Desulforudis audaxviator

Das Bakterium Desulforudis audaxviator lebt in völliger Dunkelheit und ernährt sich von Schwefelverbindungen.  Bild: Wikimedia

Silizium statt Kohlenstoff

Auch diese extremen Lebensformen basieren freilich auf Kohlenstoff – wie alles Leben, das wir kennen. Dies müsste indessen nicht unbedingt so sein; denkbar wäre auch Leben, dessen Gerüst aus Silizium besteht.

Silizium weist ähnliche Eigenschaften wie Kohlenstoff auf, ist aber nicht ganz so bindungsfreudig wie dieser.

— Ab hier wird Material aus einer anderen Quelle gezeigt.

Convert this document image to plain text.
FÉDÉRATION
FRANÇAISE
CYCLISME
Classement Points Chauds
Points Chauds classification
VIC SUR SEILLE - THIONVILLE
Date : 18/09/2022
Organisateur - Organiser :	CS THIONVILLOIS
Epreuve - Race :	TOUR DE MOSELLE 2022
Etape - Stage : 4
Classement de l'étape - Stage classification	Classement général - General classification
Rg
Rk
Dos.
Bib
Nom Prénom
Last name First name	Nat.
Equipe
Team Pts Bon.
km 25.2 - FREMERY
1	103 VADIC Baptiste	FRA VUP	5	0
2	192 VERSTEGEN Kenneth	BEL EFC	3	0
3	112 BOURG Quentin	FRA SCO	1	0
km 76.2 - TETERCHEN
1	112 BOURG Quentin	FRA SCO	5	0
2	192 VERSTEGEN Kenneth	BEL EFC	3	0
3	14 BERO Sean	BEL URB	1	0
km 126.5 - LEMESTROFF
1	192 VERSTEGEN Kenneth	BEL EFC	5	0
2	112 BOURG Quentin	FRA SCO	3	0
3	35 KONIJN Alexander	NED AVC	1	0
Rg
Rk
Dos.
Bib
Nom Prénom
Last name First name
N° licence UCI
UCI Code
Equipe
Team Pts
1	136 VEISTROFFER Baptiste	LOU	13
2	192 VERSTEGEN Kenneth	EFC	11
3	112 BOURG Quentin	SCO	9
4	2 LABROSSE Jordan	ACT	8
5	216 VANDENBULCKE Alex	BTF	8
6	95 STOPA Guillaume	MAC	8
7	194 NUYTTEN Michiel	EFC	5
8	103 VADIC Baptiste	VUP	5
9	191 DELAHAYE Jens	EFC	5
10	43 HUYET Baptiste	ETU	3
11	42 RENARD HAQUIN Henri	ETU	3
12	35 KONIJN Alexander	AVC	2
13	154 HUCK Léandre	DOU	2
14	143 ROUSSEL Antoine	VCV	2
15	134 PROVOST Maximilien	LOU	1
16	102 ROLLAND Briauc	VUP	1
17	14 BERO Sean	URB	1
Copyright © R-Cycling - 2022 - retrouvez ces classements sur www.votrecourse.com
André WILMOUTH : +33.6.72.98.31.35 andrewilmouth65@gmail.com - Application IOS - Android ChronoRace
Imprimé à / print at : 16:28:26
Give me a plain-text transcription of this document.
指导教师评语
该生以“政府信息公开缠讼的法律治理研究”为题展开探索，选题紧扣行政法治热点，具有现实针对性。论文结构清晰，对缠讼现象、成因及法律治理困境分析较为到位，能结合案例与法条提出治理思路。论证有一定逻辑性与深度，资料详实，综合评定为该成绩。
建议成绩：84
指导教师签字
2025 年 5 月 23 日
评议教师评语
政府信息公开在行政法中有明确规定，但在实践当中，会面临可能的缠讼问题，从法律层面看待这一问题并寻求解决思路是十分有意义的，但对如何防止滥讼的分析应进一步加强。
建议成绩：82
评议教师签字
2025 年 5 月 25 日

Immerhin hat man schon erfolgreich lebendige Zellen dazu gebracht, Kohlenstoff-Silizium-Verbindungen zu bilden – prinzipiell kann Silizium also als Baustein des Lebens dienen. Spätestens seitdem wird die Auffassung, Leben müsse zwangsläufig auf Kohlenstoff basieren, als «Kohlenstoff-Chauvinismus» gegeißelt.

Vielleicht ist aber auch dieser erweiterte Begriff von Leben zu eng gefasst. So glaubt die amerikanische Astrobiologin Susan Schneider, die meisten extraterrestrischen Lebewesen hätten ihre biologische Natur längst zugunsten einer künstlichen Intelligenz aufgegeben. Sollten wir also auf Aliens stossen, wären sie womöglich hochentwickelte Roboter.